M’âme Églantine qui s’est approchée suffisamment pour entendre la dernière partie de la phrase, retrouve très vite son ton d’autrefois, du temps où elle ne ratait jamais une occasion de remballer l’une ou l’autre .
— Comme vous y aller M’âme Églantine, ce n’est pas du tout ce que je voulais dire, vous pensez bien , nous l’aurions su !
— Et vous en seriez réjouies ! Pas de chance je suis toujours là !
— Nous en sommes ravies vous pensez bien ! Mais il y a si longtemps que nous ne vous avons plus vu, alors on se disait que sûrement, tiens tout simplement, vous n’aviez plus envie de sortir, ça arrive !
— Oui, ça arrive, mais pas à moi !
— Vous avez l’air en plein forme, vous étiez alors, peut-être en voyage ?
— Est-ce que nous étions sur la même planète vous et moi ? Vous vous rappelez sans doute qu’il y a eu des périodes de confinement ?
— Ah c’est vrai ! Voyez comme c’est drôle, on finit par presque oublier ! En fait, moi je n’avais personne pour faire les courses, alors il fallait bien sortir un peu pour se nourrir, pas vrai M’âme Germaine ?
— Drôle de période, pour sûr ! Qui aurait pu penser qu’une chose pareille arrive, enfin nous sommes là et c’est le principal ! Très heureuse de vous revoir M’âme Églantine !
— C’est bien aimable à vous, M’âme Germaine, Ce n’est pas ce que pensent certains ! Enfin, il faut de tout pour faire un monde, alors ce marché, des choses intéressantes ?
— L’ambiance ce n’est plus ça, pas vrai M’âme Joseph ?
— C’est comme vous le dites, je suis tout à fait d’accord, on dirait que le cœur n’y ait plus !
— Le dimanche, on ne peut plus faire un pas sans être racolée par les uns ou les autres !
— Ah bon ! C’est devenu dangereux de faire son marché ?
— Non, non, ce que veut dire M’âme Joseph, que les élections présidentielles n’étant pas très loin, il y a beaucoup de candidats, enfin pas eux-mêmes, mais des gens qui font campagnes pour eux, qui distribuent des tracts !

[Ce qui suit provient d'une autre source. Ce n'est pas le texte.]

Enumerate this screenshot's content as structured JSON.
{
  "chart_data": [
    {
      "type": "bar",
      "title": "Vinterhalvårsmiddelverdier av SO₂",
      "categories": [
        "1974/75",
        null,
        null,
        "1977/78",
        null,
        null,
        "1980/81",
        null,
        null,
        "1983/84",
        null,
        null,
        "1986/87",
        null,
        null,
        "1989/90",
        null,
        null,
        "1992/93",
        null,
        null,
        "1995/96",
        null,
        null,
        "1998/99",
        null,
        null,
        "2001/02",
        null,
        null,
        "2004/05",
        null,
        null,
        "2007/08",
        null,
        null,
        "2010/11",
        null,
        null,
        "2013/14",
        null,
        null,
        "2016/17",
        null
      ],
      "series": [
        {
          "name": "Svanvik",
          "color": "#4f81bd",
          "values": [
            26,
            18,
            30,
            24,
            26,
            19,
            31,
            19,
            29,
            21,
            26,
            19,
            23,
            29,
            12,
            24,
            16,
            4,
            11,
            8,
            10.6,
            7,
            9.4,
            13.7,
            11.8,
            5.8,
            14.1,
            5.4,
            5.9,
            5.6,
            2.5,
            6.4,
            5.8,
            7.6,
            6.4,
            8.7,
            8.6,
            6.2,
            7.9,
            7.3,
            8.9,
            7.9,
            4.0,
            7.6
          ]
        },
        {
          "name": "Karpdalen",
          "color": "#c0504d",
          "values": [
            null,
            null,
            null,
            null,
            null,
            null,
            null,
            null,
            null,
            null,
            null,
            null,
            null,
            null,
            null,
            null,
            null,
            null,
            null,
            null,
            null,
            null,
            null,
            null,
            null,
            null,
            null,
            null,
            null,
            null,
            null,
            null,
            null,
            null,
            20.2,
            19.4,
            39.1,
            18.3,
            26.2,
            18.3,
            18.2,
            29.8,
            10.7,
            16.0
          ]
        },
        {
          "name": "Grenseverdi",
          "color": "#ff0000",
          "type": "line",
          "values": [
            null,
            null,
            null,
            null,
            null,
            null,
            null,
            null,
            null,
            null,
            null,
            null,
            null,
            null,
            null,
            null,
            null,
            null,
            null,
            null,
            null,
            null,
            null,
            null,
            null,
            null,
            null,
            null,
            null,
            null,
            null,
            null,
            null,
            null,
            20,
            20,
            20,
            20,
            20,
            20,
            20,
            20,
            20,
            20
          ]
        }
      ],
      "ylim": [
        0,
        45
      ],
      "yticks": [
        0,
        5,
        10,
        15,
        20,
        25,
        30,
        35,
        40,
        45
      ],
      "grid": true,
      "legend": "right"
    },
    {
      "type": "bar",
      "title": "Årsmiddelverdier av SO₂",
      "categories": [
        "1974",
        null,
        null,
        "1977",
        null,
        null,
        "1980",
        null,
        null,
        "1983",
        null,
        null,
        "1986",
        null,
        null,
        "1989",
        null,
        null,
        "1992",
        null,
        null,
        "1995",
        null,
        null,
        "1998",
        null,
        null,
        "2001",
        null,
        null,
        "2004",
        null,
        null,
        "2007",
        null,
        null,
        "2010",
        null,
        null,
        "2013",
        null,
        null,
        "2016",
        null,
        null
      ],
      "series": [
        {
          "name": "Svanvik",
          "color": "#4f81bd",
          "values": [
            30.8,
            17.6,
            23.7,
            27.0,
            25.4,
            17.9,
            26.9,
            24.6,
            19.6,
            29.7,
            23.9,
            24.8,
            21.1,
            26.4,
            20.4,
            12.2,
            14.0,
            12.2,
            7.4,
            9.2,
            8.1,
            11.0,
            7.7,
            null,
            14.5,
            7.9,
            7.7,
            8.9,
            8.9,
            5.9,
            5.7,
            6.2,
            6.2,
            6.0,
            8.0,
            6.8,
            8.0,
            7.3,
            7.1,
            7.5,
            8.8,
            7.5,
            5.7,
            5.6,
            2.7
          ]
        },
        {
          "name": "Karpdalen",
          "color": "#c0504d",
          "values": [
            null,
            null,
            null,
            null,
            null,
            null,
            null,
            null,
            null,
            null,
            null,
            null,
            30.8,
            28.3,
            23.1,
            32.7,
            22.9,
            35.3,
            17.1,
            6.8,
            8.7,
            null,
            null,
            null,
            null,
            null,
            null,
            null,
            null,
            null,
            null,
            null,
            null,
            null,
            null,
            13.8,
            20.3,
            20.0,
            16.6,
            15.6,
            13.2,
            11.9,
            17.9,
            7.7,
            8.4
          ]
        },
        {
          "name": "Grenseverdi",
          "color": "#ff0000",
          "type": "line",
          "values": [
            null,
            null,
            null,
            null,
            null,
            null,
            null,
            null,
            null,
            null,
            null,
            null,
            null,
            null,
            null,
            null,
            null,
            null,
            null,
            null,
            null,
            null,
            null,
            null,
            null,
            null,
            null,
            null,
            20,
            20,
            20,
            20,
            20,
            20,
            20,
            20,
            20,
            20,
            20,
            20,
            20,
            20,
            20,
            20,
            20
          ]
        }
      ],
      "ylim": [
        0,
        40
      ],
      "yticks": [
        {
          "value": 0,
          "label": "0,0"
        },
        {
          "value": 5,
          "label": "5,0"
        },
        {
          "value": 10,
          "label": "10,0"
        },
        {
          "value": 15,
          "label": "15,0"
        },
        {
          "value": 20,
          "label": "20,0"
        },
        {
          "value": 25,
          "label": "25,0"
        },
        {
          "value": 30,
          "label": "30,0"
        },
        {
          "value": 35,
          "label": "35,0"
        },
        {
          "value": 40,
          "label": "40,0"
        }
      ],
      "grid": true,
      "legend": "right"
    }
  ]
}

— Et après les gens de la mairie se plaindront que la ville est sale avec tous ces papiers que les gens jettent, sans les lire la plupart du temps !
M’âme Germaine qui essaye toujours de l’amadouer ne peut aller que dans son sens.
— Je suis bien d’accord avec vous M’âme Églantine, c’est bien du gâchis ! Mais vous, qu’est-ce que vous pensez des prochaines élections présidentielles ? Sur le marché chacun dit la sienne…On a bien du mal à s’y retrouver !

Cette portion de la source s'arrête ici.